At the editor’s desk of Scuttlebutt, there is no shortage of press releases announcing the launch of new events or professional teams, with many of them badly needing the early press to have any hope of meeting their stated goals. When Paul Cayard and Russell Coutts announced their plans for the World Sailing League in February 2007, the sailing media - including Scuttlebutt - all bit hard.

This week in Scuttlebutt 2866, Paul discussed the initial concept of the WSL, and why it failed to succeed. Taking a further look at the development of the professional sector of sailboat racing, Scott MacLeod, whose company Force 10 Marketing has owned and operated the World Match Racing Tour (WMRT) since 2003, shared his thoughts:

As for pro sailing, there are two areas in the sport for professionals to make a living: self-supporting commercial events and existing events within the sport that permit ISAF Group 3 (paid) crew. The question is: Can professional sailing be commercially viable without the support of a patron (billionaire, rich owner, etc)? Right now the answer is no for a number of reasons:

- Fragmented and confusing offering of opportunities to sponsors.
- The ROI doesn't match with the costs or prices being asked.
- The ROI measurement isn’t' real or the numbers are skewed.
- The governing body/ISAF provides no control over the structure.

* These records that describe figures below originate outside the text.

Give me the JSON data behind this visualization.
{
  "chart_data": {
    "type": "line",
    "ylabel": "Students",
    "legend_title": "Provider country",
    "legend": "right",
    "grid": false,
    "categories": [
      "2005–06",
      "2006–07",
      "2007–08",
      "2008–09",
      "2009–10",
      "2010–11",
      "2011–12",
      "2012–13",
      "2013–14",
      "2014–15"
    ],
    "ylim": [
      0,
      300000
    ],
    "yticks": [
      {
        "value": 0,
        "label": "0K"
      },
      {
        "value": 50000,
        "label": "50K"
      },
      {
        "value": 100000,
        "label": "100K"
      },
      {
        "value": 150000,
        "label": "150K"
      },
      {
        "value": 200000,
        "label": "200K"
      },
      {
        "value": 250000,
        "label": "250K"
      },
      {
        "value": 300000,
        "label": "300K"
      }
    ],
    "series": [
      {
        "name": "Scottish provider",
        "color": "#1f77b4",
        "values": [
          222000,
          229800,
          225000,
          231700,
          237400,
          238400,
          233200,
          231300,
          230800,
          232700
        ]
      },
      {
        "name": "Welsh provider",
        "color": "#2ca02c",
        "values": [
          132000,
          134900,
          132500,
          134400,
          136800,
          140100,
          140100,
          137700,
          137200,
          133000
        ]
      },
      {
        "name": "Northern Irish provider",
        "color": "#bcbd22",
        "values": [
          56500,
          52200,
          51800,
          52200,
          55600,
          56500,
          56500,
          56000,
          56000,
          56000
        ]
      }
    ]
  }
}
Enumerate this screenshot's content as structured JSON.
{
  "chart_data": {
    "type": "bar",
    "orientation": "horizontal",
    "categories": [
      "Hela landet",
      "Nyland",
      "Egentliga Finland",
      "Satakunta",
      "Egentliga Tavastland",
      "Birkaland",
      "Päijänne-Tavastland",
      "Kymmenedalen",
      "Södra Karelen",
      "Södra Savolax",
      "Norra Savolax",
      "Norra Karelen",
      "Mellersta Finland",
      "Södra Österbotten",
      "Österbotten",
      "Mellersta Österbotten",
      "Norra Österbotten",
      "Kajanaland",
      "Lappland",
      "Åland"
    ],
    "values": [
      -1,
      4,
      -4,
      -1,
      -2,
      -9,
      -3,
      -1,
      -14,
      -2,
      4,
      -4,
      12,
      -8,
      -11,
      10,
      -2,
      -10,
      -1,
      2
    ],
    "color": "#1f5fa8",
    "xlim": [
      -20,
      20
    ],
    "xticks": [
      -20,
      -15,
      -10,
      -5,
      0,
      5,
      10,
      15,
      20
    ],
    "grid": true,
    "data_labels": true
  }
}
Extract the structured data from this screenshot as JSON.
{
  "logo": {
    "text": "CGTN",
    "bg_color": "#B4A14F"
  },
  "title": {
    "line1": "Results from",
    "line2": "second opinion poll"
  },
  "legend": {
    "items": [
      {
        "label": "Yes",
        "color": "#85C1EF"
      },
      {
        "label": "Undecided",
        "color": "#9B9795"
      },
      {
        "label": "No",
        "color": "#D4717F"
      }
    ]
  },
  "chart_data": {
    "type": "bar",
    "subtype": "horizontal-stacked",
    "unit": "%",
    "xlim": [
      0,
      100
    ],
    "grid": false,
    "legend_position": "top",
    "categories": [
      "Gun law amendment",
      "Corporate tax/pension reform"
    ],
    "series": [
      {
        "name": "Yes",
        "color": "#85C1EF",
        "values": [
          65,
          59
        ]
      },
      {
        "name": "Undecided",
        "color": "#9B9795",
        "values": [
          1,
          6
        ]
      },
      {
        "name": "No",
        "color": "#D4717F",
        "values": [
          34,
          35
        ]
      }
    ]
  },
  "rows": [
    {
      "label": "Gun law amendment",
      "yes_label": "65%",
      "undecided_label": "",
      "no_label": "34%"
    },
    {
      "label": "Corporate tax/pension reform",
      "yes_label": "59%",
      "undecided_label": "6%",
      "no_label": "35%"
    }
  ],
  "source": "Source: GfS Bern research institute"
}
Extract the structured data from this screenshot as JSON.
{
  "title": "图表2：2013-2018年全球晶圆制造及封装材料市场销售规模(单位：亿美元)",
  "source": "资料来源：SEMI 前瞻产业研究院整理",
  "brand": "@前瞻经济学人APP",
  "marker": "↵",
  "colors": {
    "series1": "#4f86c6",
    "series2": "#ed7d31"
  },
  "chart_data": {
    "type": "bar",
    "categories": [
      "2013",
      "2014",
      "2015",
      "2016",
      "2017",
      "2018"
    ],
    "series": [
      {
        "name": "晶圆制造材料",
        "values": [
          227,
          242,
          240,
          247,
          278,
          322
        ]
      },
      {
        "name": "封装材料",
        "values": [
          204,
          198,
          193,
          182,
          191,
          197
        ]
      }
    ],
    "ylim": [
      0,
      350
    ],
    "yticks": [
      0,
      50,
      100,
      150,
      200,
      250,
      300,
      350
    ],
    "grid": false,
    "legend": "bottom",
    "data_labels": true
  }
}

As for self-supporting commercial events that do currently exist, I know the WMRT is in that category, and I think the iShares Cup is close but I don’t know how many of the boats are fully sponsored (commercially viable) or actually paid for by owners. This would all be moot if the America’s Cup had rolled on nicely out of Valencia as that event was a commercial home run.

Subscribe to Post Comments [Atom]

2 Comments:

At 8:20 PM, Anonymous Norman F. Angus said...

hopefully professional sailing will go the way of the dodo bird. All the focus of professionalism is a big problem in retaining and attracting new members to our sport. The pros? represent a tiny percentage of sailors yet the world seems to revolve around them. Time to get a grip!

Juniors need a coach? Pros needing a day off while getting $1000+ a day to sailing for a day?

Time to get real! This is sport and we need to understand that. The Olympic's, pro sailing, AC, Volvo have all contributed to the FUN of sailing.

In the past racing and club sailing drove the developments and support for sailing.

Please get rid of the threads on coaches - they (the coaches) are in my opinion, little better that roaches.

Just look how Little League has negatively been effective by the over arching push for professionalism!

Norman

 
At 1:54 AM, Blogger David Fuller said...

This is a great debate that should run and run and run. One wonders why it is a bad thing to have to have the support of rich benefactors? Soccer does it - many clubs wouldn't run without wealthy owners, or NFL or NBA for that matter.

Professional sport is here to stay. That doesn't meant that there can't be room for both. Golf manages the balance very well and even ancient sports like Cricket and Rugby realise that professionalism drives technology and interest from non-sailors.

I agree with Scott Mcleod's reasons why it is hard though.